A new study from Plenum Investments shows that while cat bond funds may have similar return-expected metrics, the tail risk inherent in cat bond fund strategies can be “substantially different” depending on the structure of the underlying portfolio.
Plenum Investments, a Zurich-based investment manager specializing in catastrophe bonds and insurance-linked securities (ILS), has released a new market study looking at the composition of UCITS catastrophe bond funds by the end of 2022.
The research seeks to build on a series of initiatives that Plenum Investments has invested in over the past year or so, seeking to increase transparency in the catastrophe bond market.
These include the launch of a suite of UCITS catastrophe bond fund indices, providing a new benchmark for the industry and its investors.
Plenum’s latest research on UCITS catastrophe bond funds looks at the risk-return positioning of the strategies and uses a unified strategy to make them more comparable.
Again, it shows that there are differences in how funds diversify and the exposures they take on, while also showing differences in tail exposures between them.
“Expected losses are positively correlated with ROI prospects,” Plenum explained. “But there can be huge differences in tail risk among funds with similar return expectations.”
Plenum added, “This shows that some funds manage risk more effectively than others, as evidenced by the VaR ratio (99%) and the discount rate.”
On average, UCITS catastrophe bond fund populations account for more than 75% of U.S. wind and earthquake risk in terms of contribution to expected losses, while European wind and earthquake risk accounts for only 5.64% on average and Japan risk accounts for 6.03% on average .
The concentration of wind power and earthquakes in the United States varies. The expected loss contribution rate of wind power in the United States is the highest at 63.33% and the lowest is 44.94%. The highest concentration of earthquake risk in the United States is 26.71% and the lowest is 15.74%.
As you can imagine, while risks in the U.S. account for the majority of expected losses, there are other risks outside of the main classification groups.
Other risk categories accounted for nearly 13% of the catastrophe bond fund group’s risk concentration on average, but there was significant variation across the group, ranging from as low as 6.24% to as high as 26.10%.
Plenum said its research showed that “funds with relatively large exposure to U.S. wind power are subject to higher tail risk.”
“A fund’s tail risk is related to its position profile and the fund’s diversification.
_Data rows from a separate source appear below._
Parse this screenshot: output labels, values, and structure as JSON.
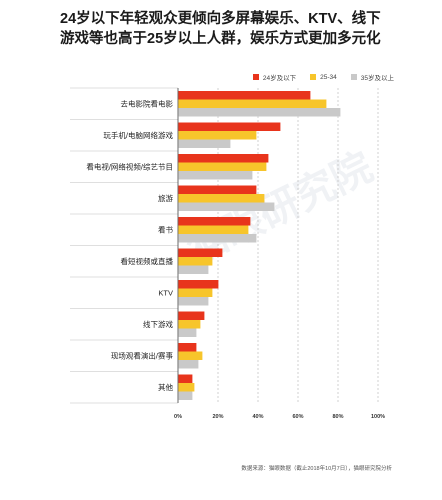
{
  "title_line1": "24岁以下年轻观众更倾向多屏幕娱乐、KTV、线下",
  "title_line2": "游戏等也高于25岁以上人群，娱乐方式更加多元化",
  "source": "数据来源：猫眼数据（截止2018年10月7日），猫眼研究院分析",
  "watermark": "猫眼研究院",
  "colors": {
    "series1": "#e8341c",
    "series2": "#f7c52b",
    "series3": "#c9c9c9",
    "grid": "#bdbdbd",
    "axis": "#444444"
  },
  "chart_data": {
    "type": "bar",
    "orientation": "horizontal",
    "categories": [
      "去电影院看电影",
      "玩手机/电脑网络游戏",
      "看电视/网络视频/综艺节目",
      "旅游",
      "看书",
      "看短视频或直播",
      "KTV",
      "线下游戏",
      "现场观看演出/赛事",
      "其他"
    ],
    "series": [
      {
        "name": "24岁及以下",
        "values": [
          66,
          51,
          45,
          39,
          36,
          22,
          20,
          13,
          9,
          7
        ]
      },
      {
        "name": "25-34",
        "values": [
          74,
          39,
          44,
          43,
          35,
          17,
          17,
          11,
          12,
          8
        ]
      },
      {
        "name": "35岁及以上",
        "values": [
          81,
          26,
          37,
          48,
          39,
          15,
          15,
          9,
          10,
          7
        ]
      }
    ],
    "xlim": [
      0,
      100
    ],
    "xticks": [
      "0%",
      "20%",
      "40%",
      "60%",
      "80%",
      "100%"
    ],
    "grid": true,
    "legend_position": "top-right"
  }
}
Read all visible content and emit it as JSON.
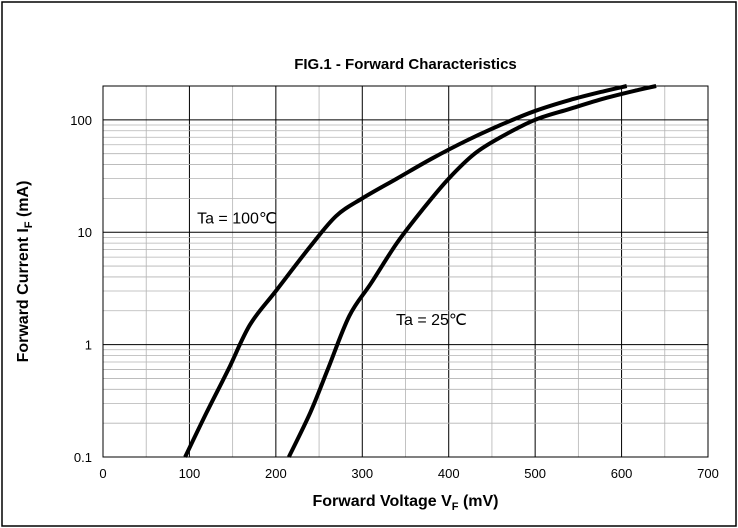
{
  "chart_data": {
    "type": "line",
    "title": "FIG.1 - Forward Characteristics",
    "xlabel": {
      "main": "Forward Voltage V",
      "sub": "F",
      "tail": " (mV)"
    },
    "ylabel": {
      "main": "Forward Current I",
      "sub": "F",
      "tail": " (mA)"
    },
    "xlim": [
      0,
      700
    ],
    "ylim": [
      0.1,
      200
    ],
    "yscale": "log",
    "grid": true,
    "xticks": [
      0,
      100,
      200,
      300,
      400,
      500,
      600,
      700
    ],
    "xtick_labels": [
      "0",
      "100",
      "200",
      "300",
      "400",
      "500",
      "600",
      "700"
    ],
    "yticks": [
      0.1,
      1,
      10,
      100
    ],
    "ytick_labels": [
      "0.1",
      "1",
      "10",
      "100"
    ],
    "series": [
      {
        "name": "Ta = 100℃",
        "x": [
          95,
          120,
          145,
          170,
          200,
          240,
          270,
          300,
          340,
          380,
          420,
          460,
          500,
          540,
          580,
          606
        ],
        "y": [
          0.1,
          0.25,
          0.6,
          1.5,
          3,
          7.5,
          14,
          20,
          30,
          45,
          65,
          90,
          120,
          150,
          180,
          200
        ]
      },
      {
        "name": "Ta = 25℃",
        "x": [
          215,
          240,
          260,
          285,
          310,
          340,
          370,
          400,
          430,
          460,
          500,
          540,
          580,
          620,
          640
        ],
        "y": [
          0.1,
          0.25,
          0.6,
          1.8,
          3.5,
          8,
          16,
          30,
          50,
          70,
          100,
          125,
          155,
          185,
          200
        ]
      }
    ],
    "annotations": [
      {
        "text": "Ta = 100℃",
        "x": 155,
        "y": 12
      },
      {
        "text": "Ta = 25℃",
        "x": 380,
        "y": 1.5
      }
    ]
  }
}
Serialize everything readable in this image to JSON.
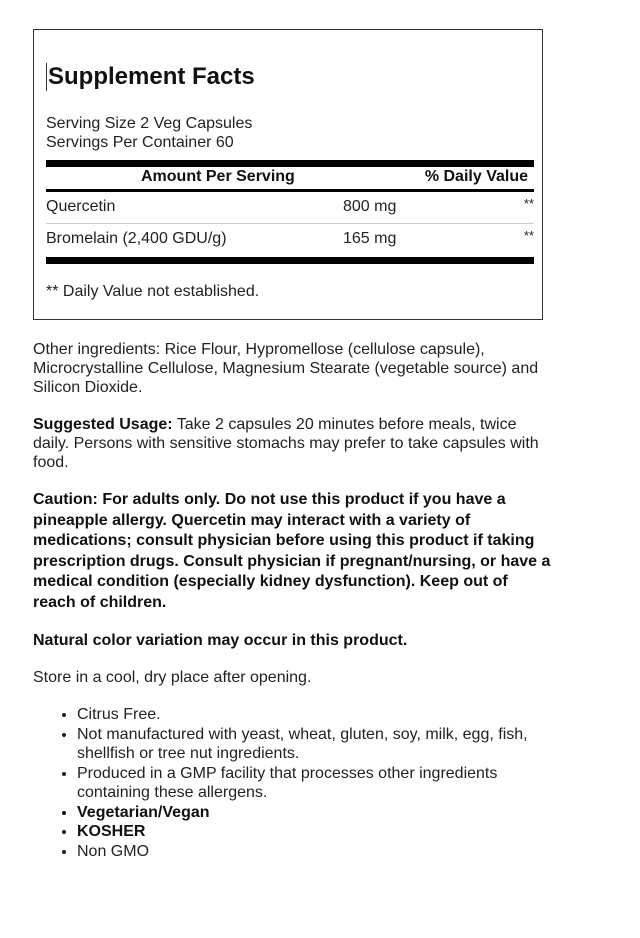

In particular, the above-average allocation of US wind exposure illustrates the nature of this high tail risk,” Plenum continued.
The investment manager also noted uncertainty in the results due to reporting timing, the maturity and timing of cat bond fund holdings, and the fact that some funds contain more private equity assets than others.
Greater standardization in reporting and transparency would help, allowing cat bond investors to better compare strategies, Plenum said.
states, “Our research also aims to encourage the CAT bond fund industry to clearly identify assets in their annual reports. We also recommend establishing expected loss and VaR (99%) as standard risk metrics for CAT bond funds and requiring funds to disclose the calculated basis (modeling software) or point to limited comparability.”
Plenum Investments invites interested parties to request a copy of the full research report by emailing the manager at: (email protected)
Analyze this interactive chart for the UCITS Catastrophe Bond Fund Index.